A bizarre rule that was in place when I was there was that to visit the historic stone tower, you needed to be in a group of at least 3 people before the museum would let you purchase tickets to climb up. Not sure if this still is the case but it was strange.
You do not come here expecting anything gourmet. In fact there are very few options. There is the Monastery Bakery right outside the North Gate that runs from 9:30AM to about 3PM. For a whopping 1 Leva you can get a Mekitsi, Bulgarian Donut, with self serve powdered sugar. You can also order with jam/nutella and they sell water/sodas/ nescafe. No English menus. But the coupmle running the spot are very nice and understand what tourists are there to eat. I had this as a snack in the afternoon as well as my breakfast. Do not expect anything from the nescafe, once again, a means to an end.
Just down the street from the bakery is a restaurant. They do have English menus here, and the staff speak a bit of English. Here I ordered housemade Bulgarian sausage, Monastery Bread (delicious but massive), French fries (menu said potato garnished with white cheese), Katak: cheese/roasted pepper/garlic appetizer, and Bulgarian Beer. All for 37 Leva.

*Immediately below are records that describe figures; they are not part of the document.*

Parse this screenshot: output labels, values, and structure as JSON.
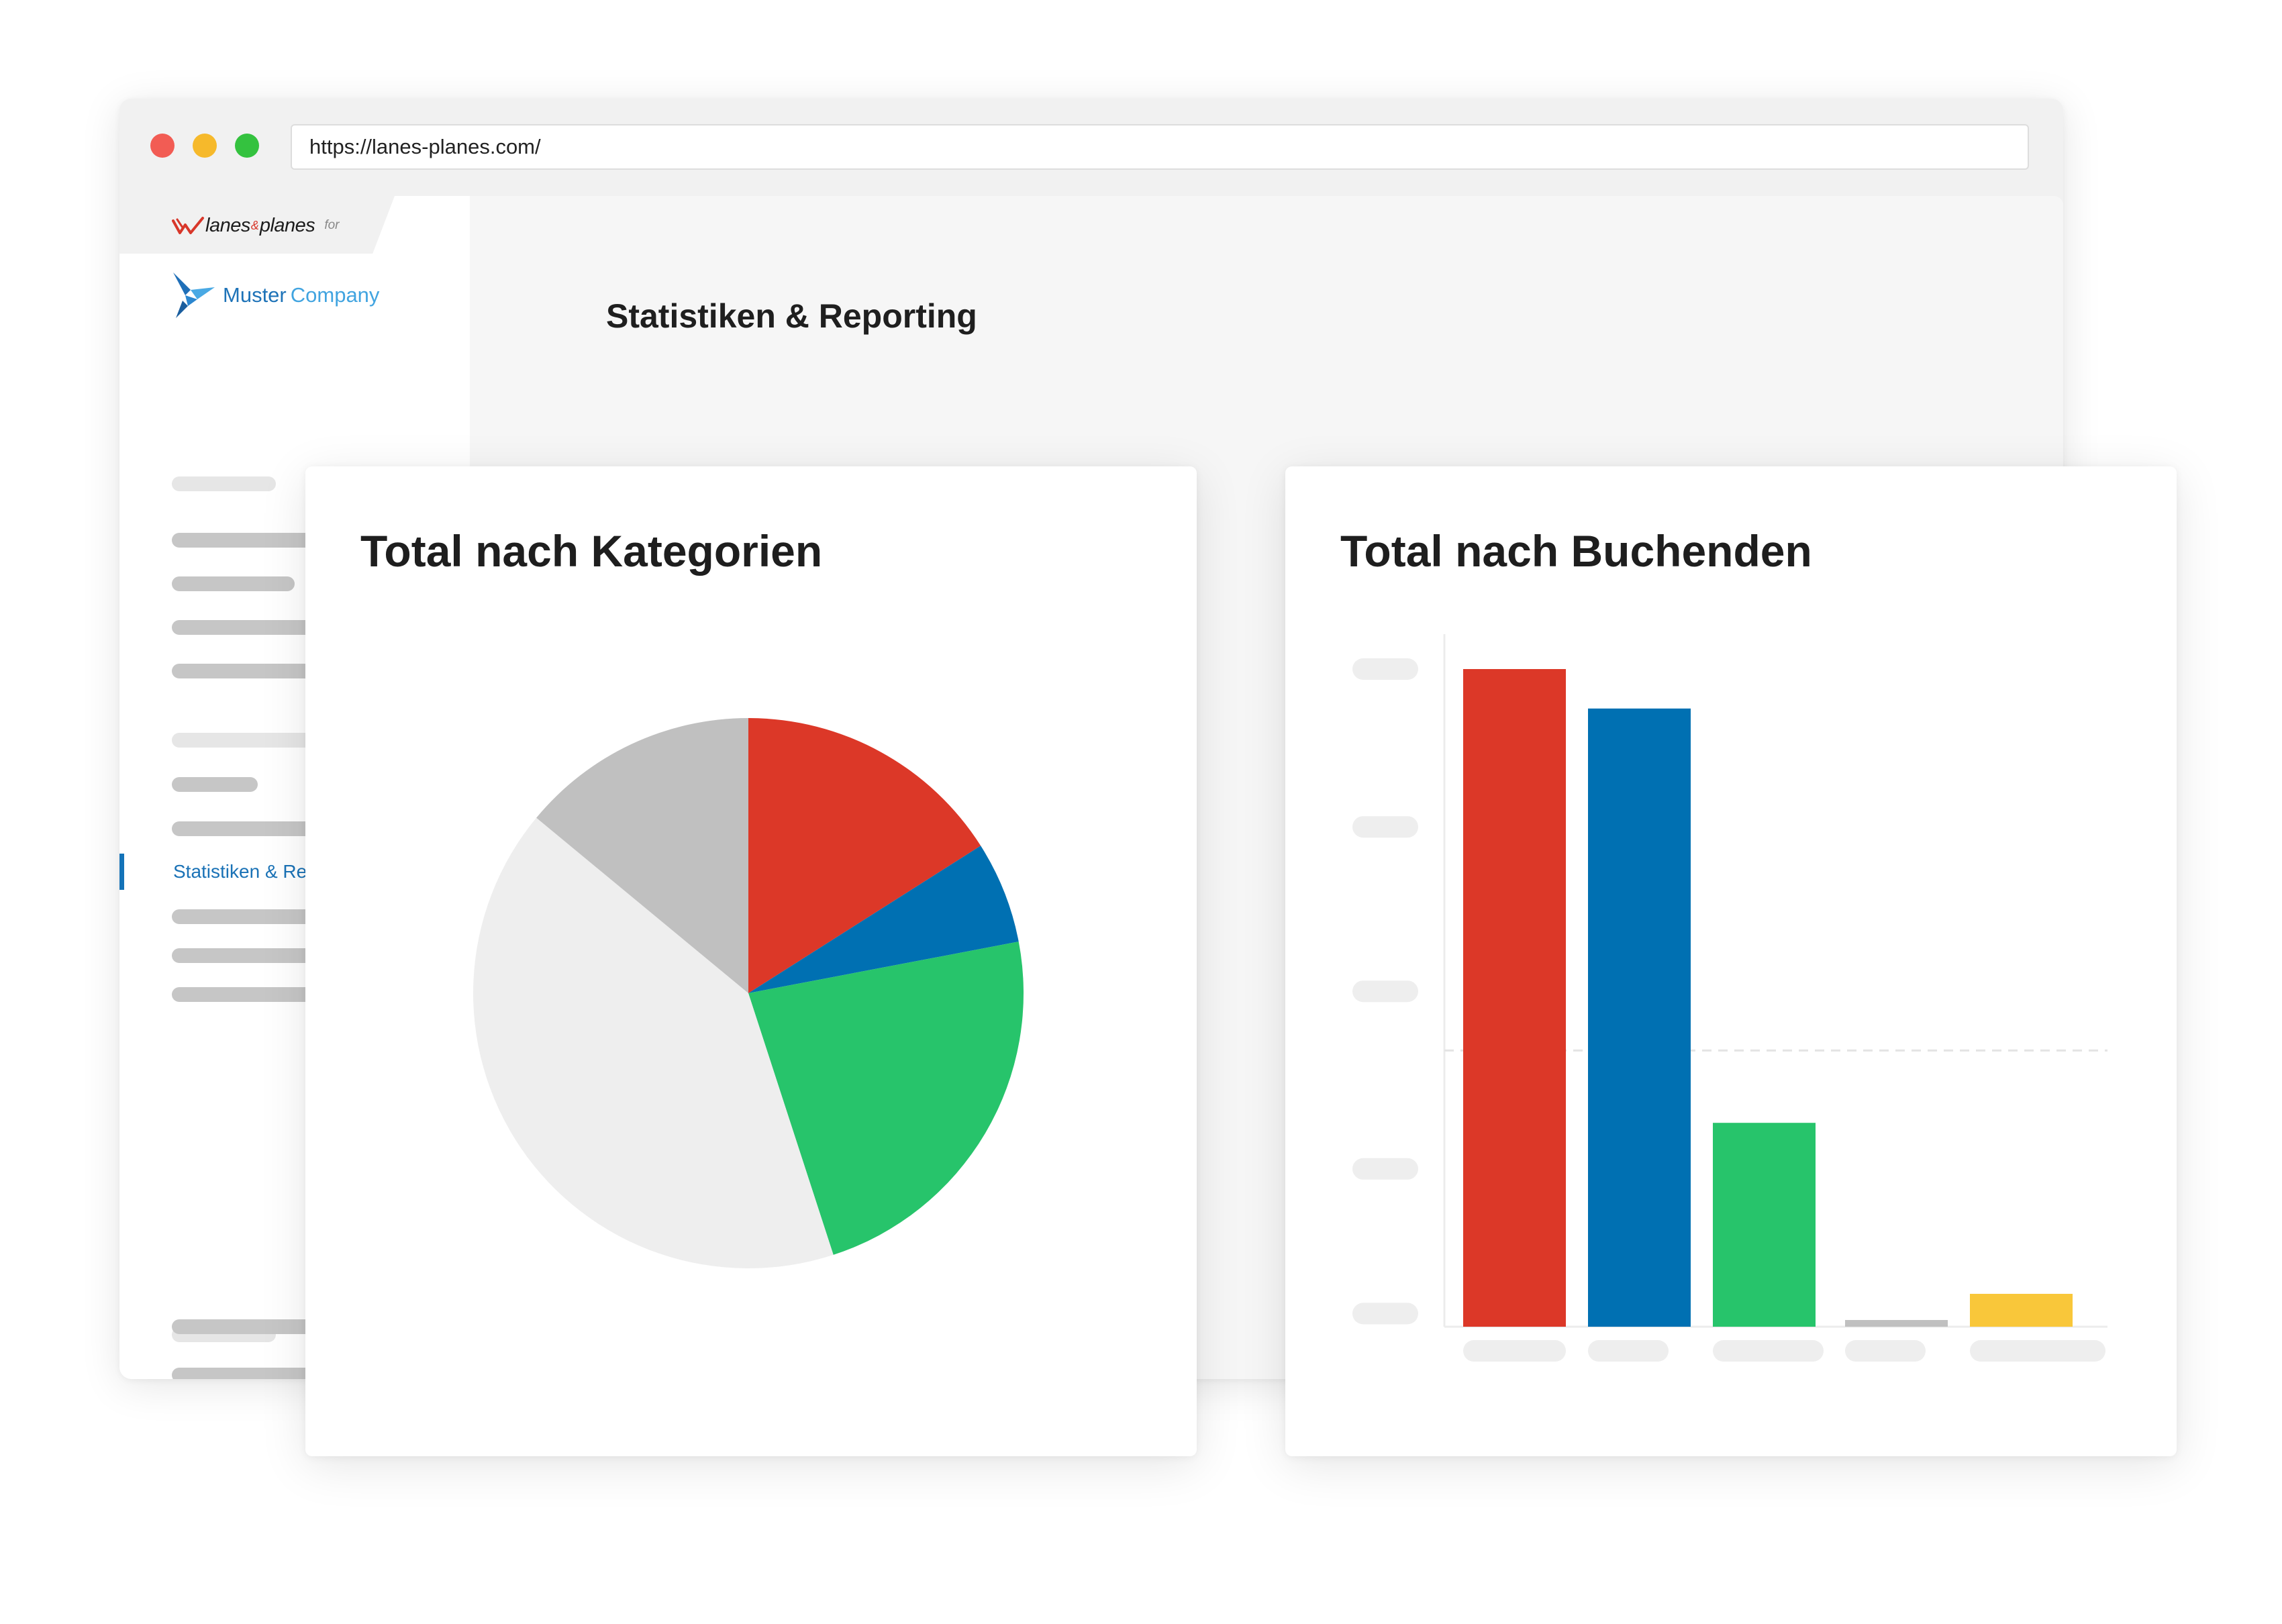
{
  "browser": {
    "url": "https://lanes-planes.com/",
    "controls": {
      "close_color": "#f25c54",
      "minimize_color": "#f6b92b",
      "maximize_color": "#34c23f"
    }
  },
  "brand": {
    "lanes": "lanes",
    "amp": "&",
    "planes": "planes",
    "for_label": "for",
    "accent_color": "#d8372a",
    "company_first": "Muster",
    "company_second": "Company",
    "company_icon": "bird-icon"
  },
  "sidebar": {
    "active_item": "Statistiken & Reporting"
  },
  "page": {
    "title": "Statistiken & Reporting"
  },
  "cards": {
    "categories_title": "Total nach Kategorien",
    "bookers_title": "Total nach Buchenden"
  },
  "chart_data": [
    {
      "type": "pie",
      "title": "Total nach Kategorien",
      "slices": [
        {
          "value": 16,
          "color": "#dc3828"
        },
        {
          "value": 6,
          "color": "#0070b2"
        },
        {
          "value": 23,
          "color": "#27c46b"
        },
        {
          "value": 41,
          "color": "#eeeeee"
        },
        {
          "value": 14,
          "color": "#c0c0c0"
        }
      ],
      "start_angle_deg": 0,
      "direction": "clockwise",
      "legend": "none"
    },
    {
      "type": "bar",
      "title": "Total nach Buchenden",
      "values": [
        100,
        94,
        31,
        1,
        5
      ],
      "colors": [
        "#dc3828",
        "#0070b2",
        "#27c46b",
        "#c0c0c0",
        "#f9c73a"
      ],
      "ylim": [
        0,
        100
      ],
      "reference_line": 42,
      "grid": false,
      "tick_labels": "placeholder",
      "legend": "none"
    }
  ]
}
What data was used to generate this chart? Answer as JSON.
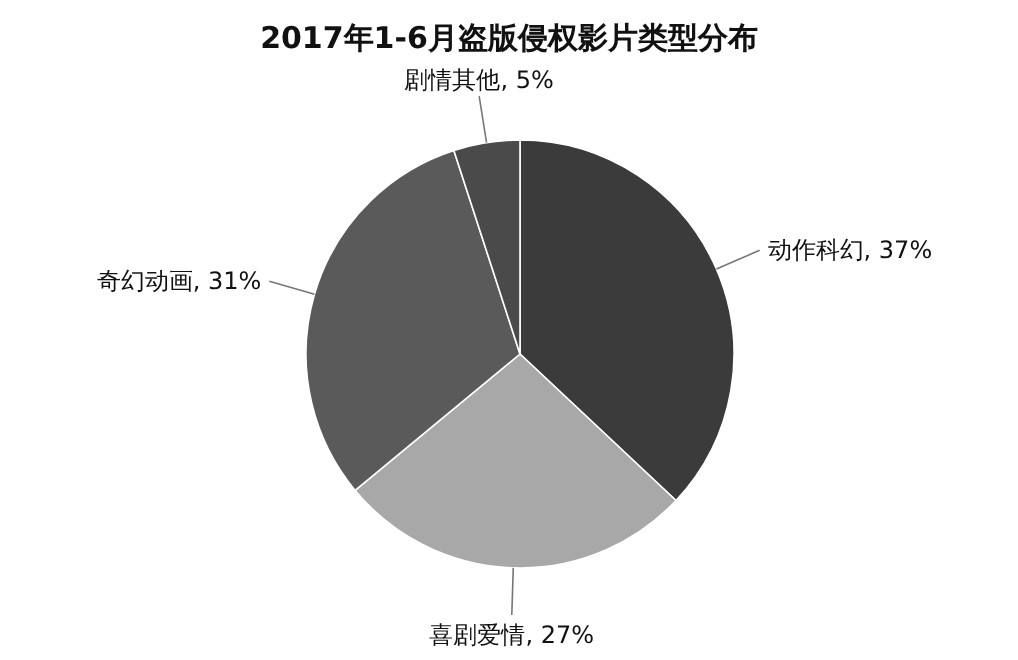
{
  "chart_data": {
    "type": "pie",
    "title": "2017年1-6月盗版侵权影片类型分布",
    "categories": [
      "动作科幻",
      "喜剧爱情",
      "奇幻动画",
      "剧情其他"
    ],
    "values": [
      37,
      27,
      31,
      5
    ],
    "value_labels": [
      "37%",
      "27%",
      "31%",
      "5%"
    ],
    "colors": [
      "#3b3b3b",
      "#a8a8a8",
      "#5a5a5a",
      "#4a4a4a"
    ],
    "legend": false
  }
}
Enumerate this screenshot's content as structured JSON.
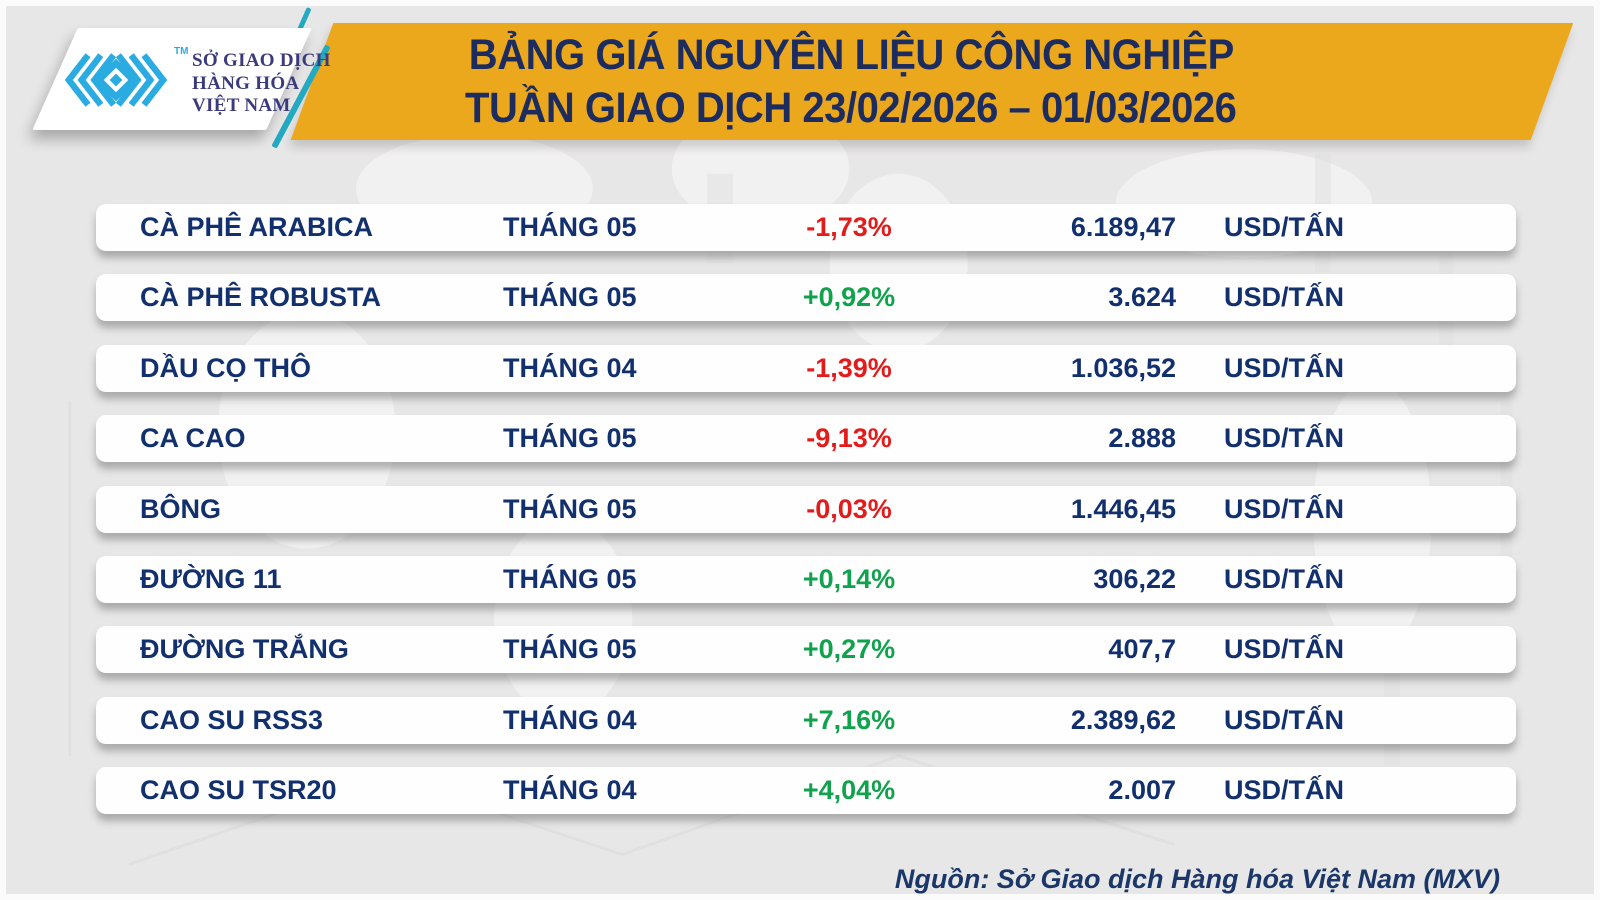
{
  "header": {
    "logo": {
      "org_lines": [
        "SỞ GIAO DỊCH",
        "HÀNG HÓA",
        "VIỆT NAM"
      ],
      "trademark": "TM"
    },
    "title_line1": "BẢNG GIÁ NGUYÊN LIỆU CÔNG NGHIỆP",
    "title_line2": "TUẦN GIAO DỊCH 23/02/2026 – 01/03/2026"
  },
  "chart_data": {
    "type": "table",
    "title": "BẢNG GIÁ NGUYÊN LIỆU CÔNG NGHIỆP",
    "subtitle": "TUẦN GIAO DỊCH 23/02/2026 – 01/03/2026",
    "rows": [
      {
        "name": "CÀ PHÊ ARABICA",
        "month": "THÁNG 05",
        "change": "-1,73%",
        "price": "6.189,47",
        "unit": "USD/TẤN",
        "direction": "down"
      },
      {
        "name": "CÀ PHÊ ROBUSTA",
        "month": "THÁNG 05",
        "change": "+0,92%",
        "price": "3.624",
        "unit": "USD/TẤN",
        "direction": "up"
      },
      {
        "name": "DẦU CỌ THÔ",
        "month": "THÁNG 04",
        "change": "-1,39%",
        "price": "1.036,52",
        "unit": "USD/TẤN",
        "direction": "down"
      },
      {
        "name": "CA CAO",
        "month": "THÁNG 05",
        "change": "-9,13%",
        "price": "2.888",
        "unit": "USD/TẤN",
        "direction": "down"
      },
      {
        "name": "BÔNG",
        "month": "THÁNG 05",
        "change": "-0,03%",
        "price": "1.446,45",
        "unit": "USD/TẤN",
        "direction": "down"
      },
      {
        "name": "ĐƯỜNG 11",
        "month": "THÁNG 05",
        "change": "+0,14%",
        "price": "306,22",
        "unit": "USD/TẤN",
        "direction": "up"
      },
      {
        "name": "ĐƯỜNG TRẮNG",
        "month": "THÁNG 05",
        "change": "+0,27%",
        "price": "407,7",
        "unit": "USD/TẤN",
        "direction": "up"
      },
      {
        "name": "CAO SU RSS3",
        "month": "THÁNG 04",
        "change": "+7,16%",
        "price": "2.389,62",
        "unit": "USD/TẤN",
        "direction": "up"
      },
      {
        "name": "CAO SU TSR20",
        "month": "THÁNG 04",
        "change": "+4,04%",
        "price": "2.007",
        "unit": "USD/TẤN",
        "direction": "up"
      }
    ]
  },
  "footer": {
    "source": "Nguồn: Sở Giao dịch Hàng hóa Việt Nam (MXV)"
  },
  "colors": {
    "banner": "#ECA81D",
    "title_navy": "#1D2C5E",
    "row_navy": "#12306D",
    "positive_green": "#10A24C",
    "negative_red": "#E31B1B",
    "logo_blue": "#2AABE2",
    "logo_text_indigo": "#3B3A7C",
    "accent_teal": "#24A9C2",
    "background": "#E8E7E7"
  }
}
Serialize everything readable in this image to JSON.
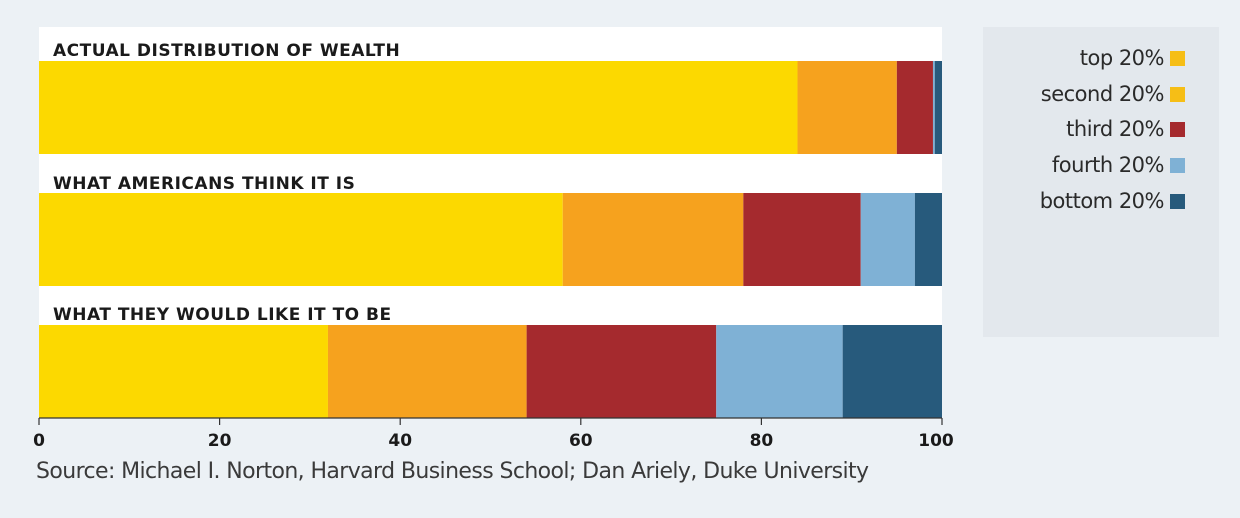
{
  "chart_data": {
    "type": "bar",
    "orientation": "horizontal",
    "stacked": true,
    "categories": [
      "ACTUAL DISTRIBUTION OF WEALTH",
      "WHAT AMERICANS THINK IT IS",
      "WHAT THEY WOULD LIKE IT TO BE"
    ],
    "series": [
      {
        "name": "top 20%",
        "color": "#fcd900",
        "values": [
          84,
          58,
          32
        ]
      },
      {
        "name": "second 20%",
        "color": "#f6a21e",
        "values": [
          11,
          20,
          22
        ]
      },
      {
        "name": "third 20%",
        "color": "#a52a2e",
        "values": [
          4,
          13,
          21
        ]
      },
      {
        "name": "fourth 20%",
        "color": "#7fb1d5",
        "values": [
          0.2,
          6,
          14
        ]
      },
      {
        "name": "bottom 20%",
        "color": "#275a7c",
        "values": [
          0.8,
          3,
          11
        ]
      }
    ],
    "xlim": [
      0,
      100
    ],
    "xticks": [
      "0",
      "20",
      "40",
      "60",
      "80",
      "100"
    ],
    "legend_position": "right",
    "grid": false
  },
  "source": "Source: Michael I. Norton, Harvard Business School; Dan Ariely, Duke University",
  "legend_swatch_colors": [
    "#f6be16",
    "#f6be16",
    "#a52a2e",
    "#7fb1d5",
    "#275a7c"
  ]
}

It really is hard to describe the experience of being at the monastery after hours and being nearly the only human as far as the eye could see. While I am not religious or Orthodox Christian, or Christian at all, the place felt welcoming, peaceful and just sitting there staring out towards the mountains the flank the monastery, breathing in the fresh air and listening to the winds and leaves blow, was very restorative and meditative. It is something to experience for sure, and is truly a unique one at that.